Company Decision-Making Flashcards
What key rights do shareholders have under the Companies Act 2006?
- Voting Rights – Shareholders can vote on key decisions (s. 284 CA 2006).
- Dividends – Right to receive dividends if declared (s. 830 CA 2006).
- Requisition a General Meeting – If holding at least 5% of shares, shareholders can request a meeting (s. 303 CA 2006).
- Pre-emption Rights – Right to first refusal on newly issued shares (s. 561 CA 2006).
What are the requirements for board meetings?
- Notice – Directors must be given reasonable notice (Re Homer District Consolidated Gold Mines (1888) 39 Ch D 546).
- Quorum – At least two directors unless articles specify otherwise (MA 11).
- Voting – Majority vote required; the chairperson has a casting vote if needed (MA 13).
What are the key rules for shareholder meetings?
- Annual General Meeting (AGM) – Only required for public companies.
- Extraordinary General Meeting (EGM) Can be called if 5% of shareholders request it (s. 303 CA 2006).
- Quorum – The default quorum is two shareholders unless the company has only one shareholder, in which case it is one (s. 318 CA 2006).

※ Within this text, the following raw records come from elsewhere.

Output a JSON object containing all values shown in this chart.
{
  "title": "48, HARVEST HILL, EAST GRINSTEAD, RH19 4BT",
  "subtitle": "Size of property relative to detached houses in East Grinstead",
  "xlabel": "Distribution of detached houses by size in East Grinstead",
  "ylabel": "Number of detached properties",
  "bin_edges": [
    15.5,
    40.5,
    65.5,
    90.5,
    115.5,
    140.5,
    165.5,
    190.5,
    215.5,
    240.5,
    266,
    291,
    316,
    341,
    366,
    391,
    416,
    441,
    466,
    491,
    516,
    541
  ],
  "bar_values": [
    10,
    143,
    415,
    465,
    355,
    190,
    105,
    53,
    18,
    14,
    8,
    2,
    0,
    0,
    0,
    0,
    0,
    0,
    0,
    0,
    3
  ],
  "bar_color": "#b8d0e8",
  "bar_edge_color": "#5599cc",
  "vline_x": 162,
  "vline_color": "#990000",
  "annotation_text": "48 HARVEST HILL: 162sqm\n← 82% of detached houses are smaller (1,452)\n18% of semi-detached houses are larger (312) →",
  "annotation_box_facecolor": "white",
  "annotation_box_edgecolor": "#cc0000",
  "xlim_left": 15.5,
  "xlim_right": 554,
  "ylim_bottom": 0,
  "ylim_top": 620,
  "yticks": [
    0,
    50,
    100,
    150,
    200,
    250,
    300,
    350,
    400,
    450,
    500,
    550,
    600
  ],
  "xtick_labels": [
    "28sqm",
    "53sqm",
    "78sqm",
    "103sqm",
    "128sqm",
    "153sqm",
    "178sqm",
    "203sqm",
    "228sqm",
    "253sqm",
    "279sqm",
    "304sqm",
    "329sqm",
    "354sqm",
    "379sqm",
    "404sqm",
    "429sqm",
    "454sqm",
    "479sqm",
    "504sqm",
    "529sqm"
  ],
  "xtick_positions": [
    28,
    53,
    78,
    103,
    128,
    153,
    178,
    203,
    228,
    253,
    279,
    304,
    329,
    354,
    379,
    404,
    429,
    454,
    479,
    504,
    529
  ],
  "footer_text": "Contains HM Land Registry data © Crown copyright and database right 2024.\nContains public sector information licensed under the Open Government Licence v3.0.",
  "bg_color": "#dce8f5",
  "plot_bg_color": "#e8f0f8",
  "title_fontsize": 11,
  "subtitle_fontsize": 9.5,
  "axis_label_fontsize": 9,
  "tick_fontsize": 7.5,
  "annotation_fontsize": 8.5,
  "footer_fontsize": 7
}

- Voting Methods – Default is a show of hands, unless a poll vote is requested (s. 321 CA 2006).
- A poll vote can be requested under Model Article 44(2):
The chair of the meeting.
The directors.
At least two shareholders who have the right to vote.
A shareholder or group holding at least 10% of voting rights.
What decisions require an ordinary resolution (simple majority, over 50%)?
- Approving dividends (s. 830 CA 2006).
- Appointing or removing directors (s. 168 CA 2006).
- Approving annual accounts (Companies Act 2006).
- Ratifying a director’s breach of duty (s. 239 CA 2006).
What decisions require a special resolution (75% approval)?
- Altering the company’s articles of association (s. 21 CA 2006).
- Changing the company’s name (s. 77 CA 2006).
- Reducing share capital (s. 641 CA 2006).
- Approving a winding-up petition (s. 84 Insolvency Act 1986).
Who declares dividends and what is the process?
- Directors recommend dividends (s. 830 CA 2006, MA 30).
- Shareholders approve by ordinary resolution.
- Dividends can only be paid from distributable profits.
How are directors appointed?
First Directors – Named in incorporation documents.
Subsequent Appointments – Decided by board resolution (MA 17) or shareholder approval if required.
How can a director be removed?
- By Shareholders (s. 168 CA 2006) – Requires an ordinary resolution with 28 days’ special notice.
- By Board Decision – If permitted under articles.
- Director’s Rights on Removal (s. 169 CA 2006) – The director can:
Right to receive special notice (28 days) before the meeting (s. 168 CA 2006).
Right to make written representations to shareholders (s. 169 CA 2006).
Right to speak at the general meeting.
- Under s. 169 CA 2006, the director can send a proxy (representative) to argue against their removal. person appointed to attend and vote at a shareholder meeting on someone’s behalf.
What legal remedy is available to minority shareholders if they suffer unfair treatment?
- Can petition the court for unfair prejudice if the company’s affairs are being conducted in a way that harms their interests.
- Can bring a derivative claim: sue on behalf of the company if a director breaches their duties.
What records must a company maintain?
- Register of Directors – Includes names, service addresses (s. 162 CA 2006).
- Register of Members – Details shareholders and shareholdings (s. 113 CA 2006).
- PSC Register – Records “Persons with Significant Control” (s. 790 CA 2006).
- Minutes of Meetings – Must be kept for at least 10 years (s. 355 CA 2006).
What key filings must be made with Companies House?
- Annual Confirmation Statement (s. 853A CA 2006) – Must be filed within 14 days after the review date.
- Annual Accounts (s. 394 CA 2006) – Filing deadlines depend on company size.
- Appointment/Removal of Directors (s. 167 CA 2006) – Must be notified within 14 days using Form AP01 (appointment) or TM01 (termination).